The Abdalajís Tunnel was subject of considerable criticism and controversy during its construction, with several protests over its environmental impact being held. Considerable amounts of water had leaked into the tunnel during its construction, to the extent that local springs ran dry and water supplies were disrupted for several days. According to the journal Environmental Geology, the drilling activity had come into contact with an underground aquifer, after which remedial measures were enacted prior to the tunnel's completion; the natural equilibrium was forecast to recover as it is replenished by rainfall over time.

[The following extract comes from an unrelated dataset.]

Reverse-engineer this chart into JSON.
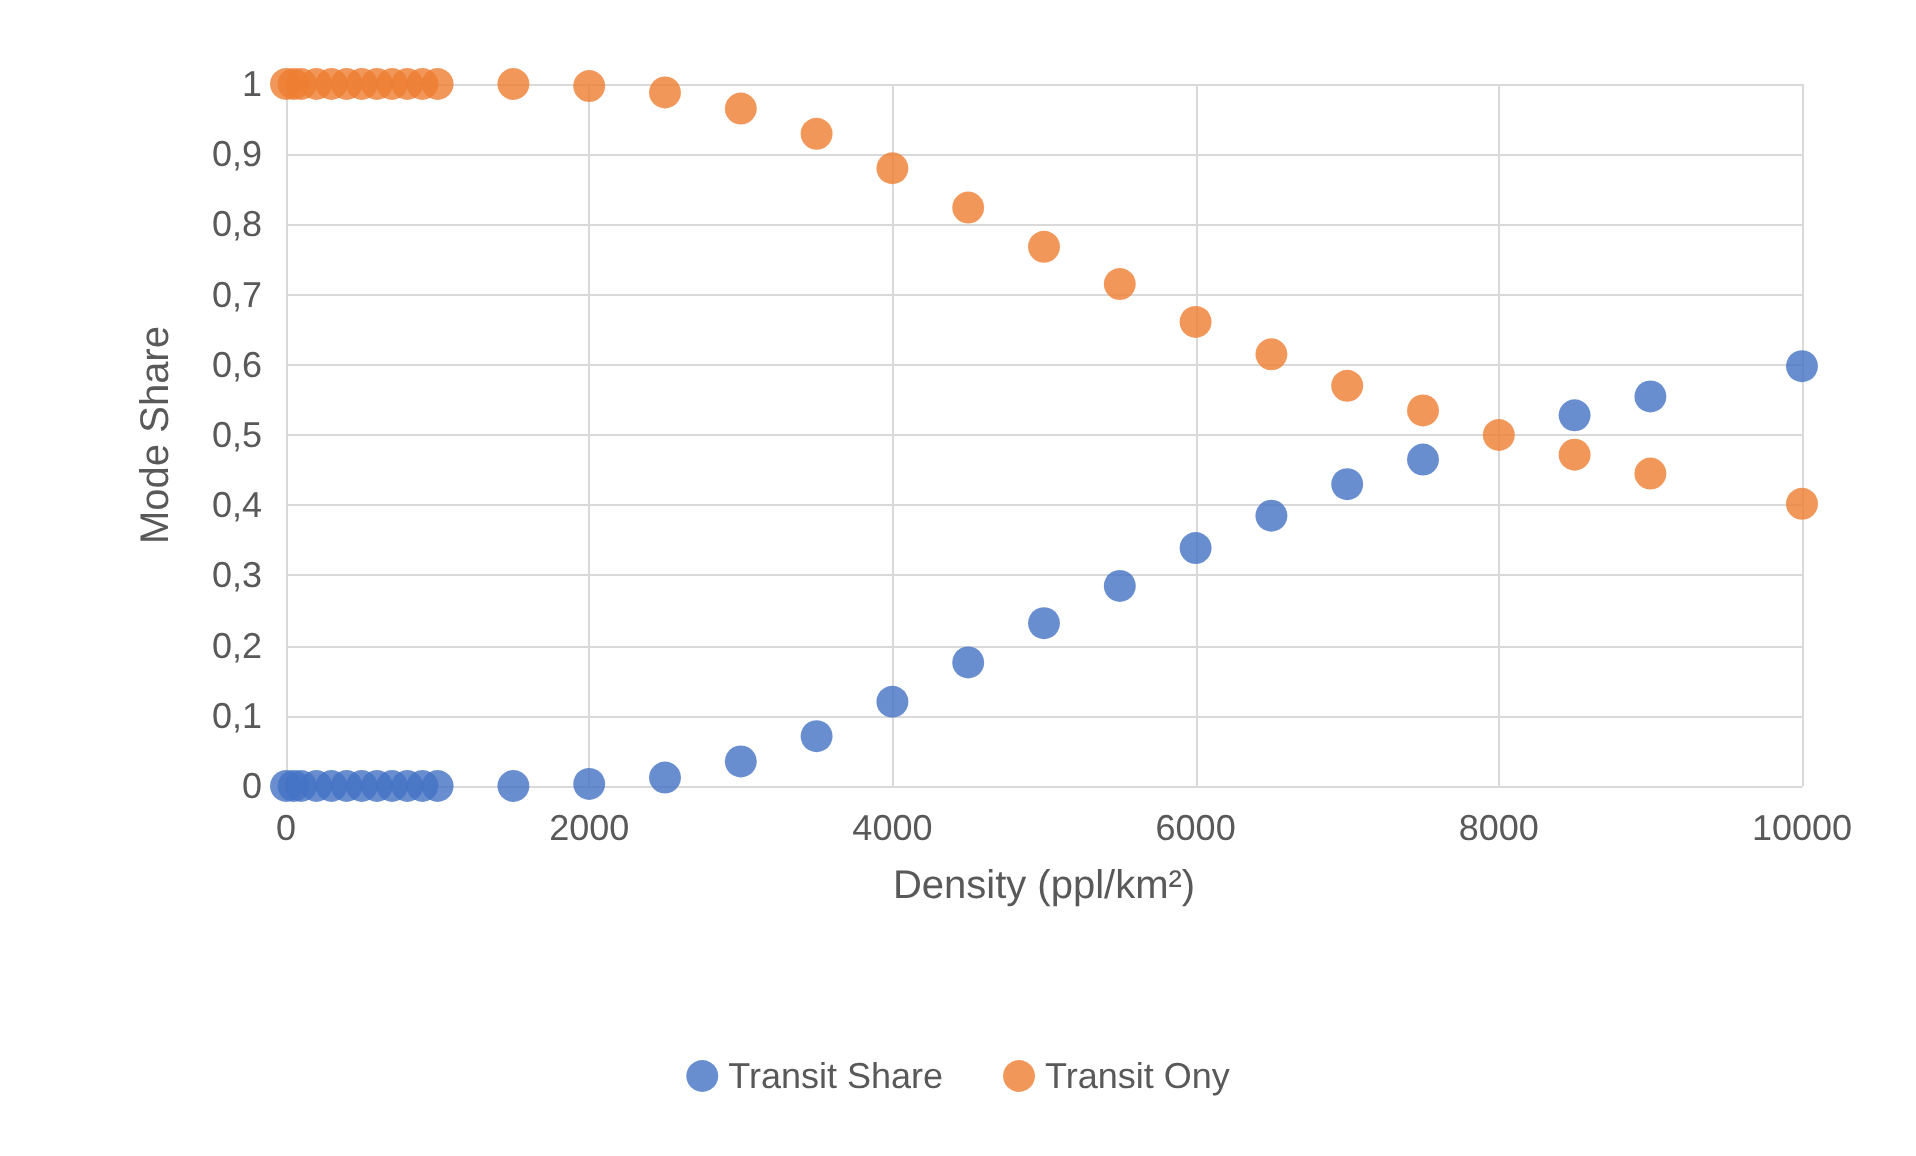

During January 2006, it was announced that breakthrough had occurred in the eastern bore, a key milestone in the tunnel's construction. Two and a half months later, breakthrough was achieved in the western bore of the Abdalajís Tunnel, after which the fitting-out phase commenced. A specialised drainage solution was deployed, referred to as the Multiple Measurement and Drainage Device (MMDD), which measures the hydrostatic load over the tunnel lining and any flow variations from the drainage system. Permeability tests were conducted to prove the integrity of the tunnel walls.

==Operations==
While the AVE Class 102, a high speed passenger train, is not typically subject to any speed restriction while traversing tunnels, and the Abdalajís Tunnel's curvature radius of 6900m can theoretically support trains without tilting technology travelling at speeds of up to 392 km/h, trains nonetheless reduce their speeds from 300 km/h to 160 km/h prior to entering the Abdalajís and Gobantes Tunnels. Once Málaga-bound trains have passed through these two tunnels, they accelerate up to 300 km/h again for the Espinazo and Jévar viaducts and the shorter Álora, El Espartal, Tevilla, Gibralmora, and Cártama tunnels.

Geological monitoring of the Abdalajís Tunnel via 2,200 individual on-site sensors continued for numerous years following its opening. During March 2018, it was announced that ADIF, in light of concerns raised over the tunnel's stability, had sought specialist assistance to survey and analyse the whole length of the tunnel; it is believed that regular inspections shall be necessary as well.